When Conversations Drain Us Dry
On Relational Energy, Naysayers, and Choosing Connection in a Time That Tests Us
There are many things about this moment in American life that feel… charged.
Not just politically, though certainly that. Not just socially, though we can all name the fractures, it’s something more ambient, like a low hum of tension running beneath everyday interactions. Conversations that might have once felt generative now feel brittle. Exchanges that could have held curiosity instead collapse into certainty. And increasingly, I find myself leaving conversations not just unconvinced, but depleted.
Source: pngtree.com
Lately, I’ve been thinking about these interactions through the lens of Relational-Cultural Theory (RCT). This framework suggests that growth, healing, and resilience don’t happen in isolation, but through connection. At its core, RCT asks deceptively simple questions. What happens to us in a relationship? Do our interactions leave us with more energy or less?
One of the most grounding ideas from RCT is the concept of growth-fostering relationships, often described as the “Five Good Things.” When we are in relationships that are working, truly working, we experience:
A sense of zest (energy, aliveness)
Increased clarity (we understand ourselves and others better)
A sense of worth (we feel valued and seen)
Productivity (we are moved toward action)
A desire for more connection
These are not abstract ideals. They are embodied experiences. You can feel them in your body after a conversation that lands well. You leave feeling more like yourself, not less. And here’s the thing: these qualities are not luxuries. In times like these, they are essential. Because when the world feels chaotic, the quality of our connections becomes a stabilizing force, or a destabilizing one.
Conversations steeped in doom, gloom, and hopelessness don’t just reflect the status quo; they help maintain it. Because hopelessness is not neutral. When we internalize the belief that nothing can change, we stop acting. We disengage. We conserve energy not for strategic use, but for self-protection. And while that may make sense at an individual level, especially when we are overwhelmed, it has collective consequences.

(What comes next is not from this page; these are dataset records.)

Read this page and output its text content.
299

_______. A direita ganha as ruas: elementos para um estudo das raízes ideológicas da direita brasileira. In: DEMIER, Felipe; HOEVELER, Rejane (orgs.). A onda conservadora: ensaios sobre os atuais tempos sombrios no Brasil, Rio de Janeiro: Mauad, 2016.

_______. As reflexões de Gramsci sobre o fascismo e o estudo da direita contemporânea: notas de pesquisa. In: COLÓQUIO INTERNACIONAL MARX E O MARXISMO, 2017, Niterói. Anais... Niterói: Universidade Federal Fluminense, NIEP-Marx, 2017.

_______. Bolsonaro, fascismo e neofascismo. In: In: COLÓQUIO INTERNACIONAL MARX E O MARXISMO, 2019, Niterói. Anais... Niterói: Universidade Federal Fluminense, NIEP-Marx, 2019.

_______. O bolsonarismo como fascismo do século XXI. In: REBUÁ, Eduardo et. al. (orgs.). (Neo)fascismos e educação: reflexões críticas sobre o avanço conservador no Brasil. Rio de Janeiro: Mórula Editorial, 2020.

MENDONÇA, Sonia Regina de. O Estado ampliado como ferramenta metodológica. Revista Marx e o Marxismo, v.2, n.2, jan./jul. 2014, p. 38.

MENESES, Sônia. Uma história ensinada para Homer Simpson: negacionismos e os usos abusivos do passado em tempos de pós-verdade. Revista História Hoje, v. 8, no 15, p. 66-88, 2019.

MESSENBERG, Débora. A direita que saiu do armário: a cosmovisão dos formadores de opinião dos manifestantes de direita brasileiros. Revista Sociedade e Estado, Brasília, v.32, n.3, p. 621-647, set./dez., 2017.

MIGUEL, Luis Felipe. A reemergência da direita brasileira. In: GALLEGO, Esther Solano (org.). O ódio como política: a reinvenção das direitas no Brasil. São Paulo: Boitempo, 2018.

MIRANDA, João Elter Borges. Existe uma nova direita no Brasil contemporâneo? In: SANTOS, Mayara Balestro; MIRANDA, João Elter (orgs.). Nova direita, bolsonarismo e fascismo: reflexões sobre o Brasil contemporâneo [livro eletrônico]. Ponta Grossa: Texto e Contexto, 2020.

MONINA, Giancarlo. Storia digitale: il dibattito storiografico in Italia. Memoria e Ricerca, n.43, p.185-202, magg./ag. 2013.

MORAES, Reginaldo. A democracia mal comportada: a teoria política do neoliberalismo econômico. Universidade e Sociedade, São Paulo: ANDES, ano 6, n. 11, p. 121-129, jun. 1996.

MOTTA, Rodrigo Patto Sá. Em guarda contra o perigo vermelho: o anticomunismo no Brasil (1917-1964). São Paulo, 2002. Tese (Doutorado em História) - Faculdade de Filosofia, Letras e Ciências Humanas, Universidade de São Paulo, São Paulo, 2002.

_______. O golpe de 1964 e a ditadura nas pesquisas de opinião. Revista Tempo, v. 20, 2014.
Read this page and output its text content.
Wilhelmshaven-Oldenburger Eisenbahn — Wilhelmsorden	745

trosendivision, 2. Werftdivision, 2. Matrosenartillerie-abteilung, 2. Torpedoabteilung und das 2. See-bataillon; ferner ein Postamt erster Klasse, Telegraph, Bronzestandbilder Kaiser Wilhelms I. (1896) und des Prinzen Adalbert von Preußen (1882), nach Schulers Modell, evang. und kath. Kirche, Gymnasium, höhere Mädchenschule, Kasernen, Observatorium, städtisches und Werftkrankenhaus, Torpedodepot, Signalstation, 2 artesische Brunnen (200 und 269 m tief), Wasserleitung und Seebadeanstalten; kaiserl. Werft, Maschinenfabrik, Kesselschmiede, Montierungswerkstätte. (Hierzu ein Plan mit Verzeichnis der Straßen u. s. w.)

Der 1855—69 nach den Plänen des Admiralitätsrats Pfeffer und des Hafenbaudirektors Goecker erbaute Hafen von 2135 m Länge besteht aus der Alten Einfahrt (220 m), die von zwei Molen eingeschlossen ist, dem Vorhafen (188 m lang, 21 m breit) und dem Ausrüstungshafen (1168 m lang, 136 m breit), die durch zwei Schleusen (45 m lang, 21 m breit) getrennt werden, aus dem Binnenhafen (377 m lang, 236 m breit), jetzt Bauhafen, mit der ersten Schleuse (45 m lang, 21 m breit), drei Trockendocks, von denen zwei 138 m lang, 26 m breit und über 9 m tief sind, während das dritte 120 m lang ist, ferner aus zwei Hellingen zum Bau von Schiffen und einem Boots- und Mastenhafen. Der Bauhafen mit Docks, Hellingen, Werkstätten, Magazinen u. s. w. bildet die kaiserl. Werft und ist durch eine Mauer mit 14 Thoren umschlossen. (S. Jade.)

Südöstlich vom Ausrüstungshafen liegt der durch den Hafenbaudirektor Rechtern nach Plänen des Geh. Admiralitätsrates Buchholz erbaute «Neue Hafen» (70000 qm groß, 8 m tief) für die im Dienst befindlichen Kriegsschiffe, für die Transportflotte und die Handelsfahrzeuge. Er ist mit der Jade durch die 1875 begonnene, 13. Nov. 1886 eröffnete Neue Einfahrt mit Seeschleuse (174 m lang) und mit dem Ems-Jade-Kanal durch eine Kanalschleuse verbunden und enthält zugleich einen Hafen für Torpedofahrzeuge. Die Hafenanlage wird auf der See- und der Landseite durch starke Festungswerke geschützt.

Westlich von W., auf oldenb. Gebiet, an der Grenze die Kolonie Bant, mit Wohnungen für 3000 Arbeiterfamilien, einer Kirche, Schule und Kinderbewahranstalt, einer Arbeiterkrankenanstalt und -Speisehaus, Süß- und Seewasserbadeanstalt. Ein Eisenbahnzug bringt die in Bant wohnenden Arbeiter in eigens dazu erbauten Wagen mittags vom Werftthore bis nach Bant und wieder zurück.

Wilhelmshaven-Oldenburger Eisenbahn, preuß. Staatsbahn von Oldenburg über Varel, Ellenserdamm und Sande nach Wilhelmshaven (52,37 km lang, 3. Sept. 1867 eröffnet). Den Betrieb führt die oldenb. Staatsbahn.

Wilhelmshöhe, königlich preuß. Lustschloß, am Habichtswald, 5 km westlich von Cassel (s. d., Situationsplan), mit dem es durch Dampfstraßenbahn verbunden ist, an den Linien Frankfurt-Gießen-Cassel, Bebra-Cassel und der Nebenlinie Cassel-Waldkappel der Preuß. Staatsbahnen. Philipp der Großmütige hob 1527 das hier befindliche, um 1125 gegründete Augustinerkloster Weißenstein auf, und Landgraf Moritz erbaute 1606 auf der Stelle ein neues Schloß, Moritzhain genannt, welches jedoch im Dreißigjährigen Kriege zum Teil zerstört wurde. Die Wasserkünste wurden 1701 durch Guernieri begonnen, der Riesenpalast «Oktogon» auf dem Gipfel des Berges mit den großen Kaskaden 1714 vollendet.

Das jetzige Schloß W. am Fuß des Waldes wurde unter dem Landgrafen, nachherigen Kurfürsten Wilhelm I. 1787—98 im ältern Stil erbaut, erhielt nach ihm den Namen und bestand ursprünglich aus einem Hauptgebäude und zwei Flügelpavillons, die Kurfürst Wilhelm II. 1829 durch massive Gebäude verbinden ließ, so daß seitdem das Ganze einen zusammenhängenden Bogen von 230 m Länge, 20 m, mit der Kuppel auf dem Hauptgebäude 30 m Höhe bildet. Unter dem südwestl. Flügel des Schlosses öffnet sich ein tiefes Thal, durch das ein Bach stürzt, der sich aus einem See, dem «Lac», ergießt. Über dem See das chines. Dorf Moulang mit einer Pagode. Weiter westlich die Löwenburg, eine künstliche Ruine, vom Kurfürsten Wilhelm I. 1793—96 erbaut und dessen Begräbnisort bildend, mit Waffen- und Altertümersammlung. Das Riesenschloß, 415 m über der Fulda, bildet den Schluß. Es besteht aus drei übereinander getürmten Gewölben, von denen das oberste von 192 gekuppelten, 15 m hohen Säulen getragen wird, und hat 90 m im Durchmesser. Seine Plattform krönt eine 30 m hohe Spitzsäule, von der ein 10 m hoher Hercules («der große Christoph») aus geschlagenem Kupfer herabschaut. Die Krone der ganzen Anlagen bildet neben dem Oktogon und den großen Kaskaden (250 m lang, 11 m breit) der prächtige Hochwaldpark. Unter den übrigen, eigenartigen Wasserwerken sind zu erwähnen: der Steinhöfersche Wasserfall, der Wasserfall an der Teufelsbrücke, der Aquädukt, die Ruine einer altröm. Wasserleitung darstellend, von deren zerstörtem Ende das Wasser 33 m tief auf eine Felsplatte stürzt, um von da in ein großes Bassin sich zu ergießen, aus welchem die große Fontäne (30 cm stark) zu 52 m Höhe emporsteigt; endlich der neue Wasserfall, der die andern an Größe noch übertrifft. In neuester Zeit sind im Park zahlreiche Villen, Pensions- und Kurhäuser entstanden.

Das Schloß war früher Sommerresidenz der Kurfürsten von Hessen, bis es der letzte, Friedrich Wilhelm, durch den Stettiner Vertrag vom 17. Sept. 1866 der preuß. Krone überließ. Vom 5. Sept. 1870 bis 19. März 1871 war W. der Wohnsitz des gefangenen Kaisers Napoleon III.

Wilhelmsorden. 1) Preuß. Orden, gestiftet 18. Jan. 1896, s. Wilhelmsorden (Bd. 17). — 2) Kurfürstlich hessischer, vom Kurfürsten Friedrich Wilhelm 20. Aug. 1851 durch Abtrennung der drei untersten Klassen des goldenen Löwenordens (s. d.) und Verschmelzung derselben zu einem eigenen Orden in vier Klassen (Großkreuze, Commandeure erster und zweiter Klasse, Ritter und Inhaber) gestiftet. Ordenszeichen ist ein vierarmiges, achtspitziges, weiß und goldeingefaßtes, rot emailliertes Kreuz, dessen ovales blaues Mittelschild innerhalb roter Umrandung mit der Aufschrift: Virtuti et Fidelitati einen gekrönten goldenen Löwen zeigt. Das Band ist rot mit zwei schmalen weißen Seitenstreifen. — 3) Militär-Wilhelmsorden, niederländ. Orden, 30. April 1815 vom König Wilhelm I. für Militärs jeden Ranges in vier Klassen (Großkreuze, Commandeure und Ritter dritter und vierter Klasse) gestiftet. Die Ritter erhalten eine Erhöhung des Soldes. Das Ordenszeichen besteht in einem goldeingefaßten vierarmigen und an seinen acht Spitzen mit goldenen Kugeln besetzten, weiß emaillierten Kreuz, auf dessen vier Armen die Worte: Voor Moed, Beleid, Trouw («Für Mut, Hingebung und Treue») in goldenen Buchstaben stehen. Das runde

Inactivity, regardless of intention, stabilizes existing systems. So even when someone intends to be insightful or “realistic,” if the outcome of the conversation is paralysis, then the conversation is doing a different kind of work than it claims.
From an RCT perspective, we can ask a different set of questions about these interactions:
Did this conversation increase my sense of clarity or muddy it?
Did I feel more energized or more depleted?
Did I feel more connected to possibility or more resigned?
When I’ve sat with these questions honestly, I’ve had to acknowledge something uncomfortable. Some conversations are not just unhelpful; they are relationally harmful. Not because people are bad. Not because they don’t care. But because the pattern of the interaction consistently produces disconnection. And disconnection, over time, has consequences.
In RCT terms, these are not growth-fostering relationships. They are energy-depleting exchanges. And when those exchanges become normalized, when they are framed as the “smart” or “informed” way to engage, they begin to crowd out other ways of being together, including camaraderie.
Comaraderie is often misunderstood as agreement. As sameness. As a kind of forced positivity that glosses over real differences. But that’s not the camaraderie I’m interested in. The camaraderie I’m talking about is relational. It’s rooted in a shared orientation toward possibility, even when the path forward is unclear.
It sounds like:
“This is hard. Let’s think it through together.”
“I don’t have the answer, but I’m not willing to give up.”
“What can we do, from where we are?”
This kind of engagement does not deny reality. It expands it. Even in the midst of uncertainty, camaraderie leaves you with a sense of movement. A next step. A reason to stay engaged.
That is not small. That is everything. It is a commitment to staying awake to what is still available to us, individually and collectively.
RCT reminds us that we are shaped in relationships. Who we are becoming is influenced, moment by moment, by how we are with each other. Because in times like these, the stakes of our everyday interactions are higher than they might seem. We are not just exchanging ideas. We are shaping each other’s capacity to remain engaged. And that, especially now, is huge.




This is a brilliant distillation of the importance of one-on-ones for organizing. The most productive and fulfilling one-on-ones answer the questions positively. Even though sometimes the campaign or the potential for power require us to meet with people who don't fulfill our relational needs, remembering the power of a good relationship can put the meeting in perspective. I'm going to save this post as a resource to share during my one-on-one workshops.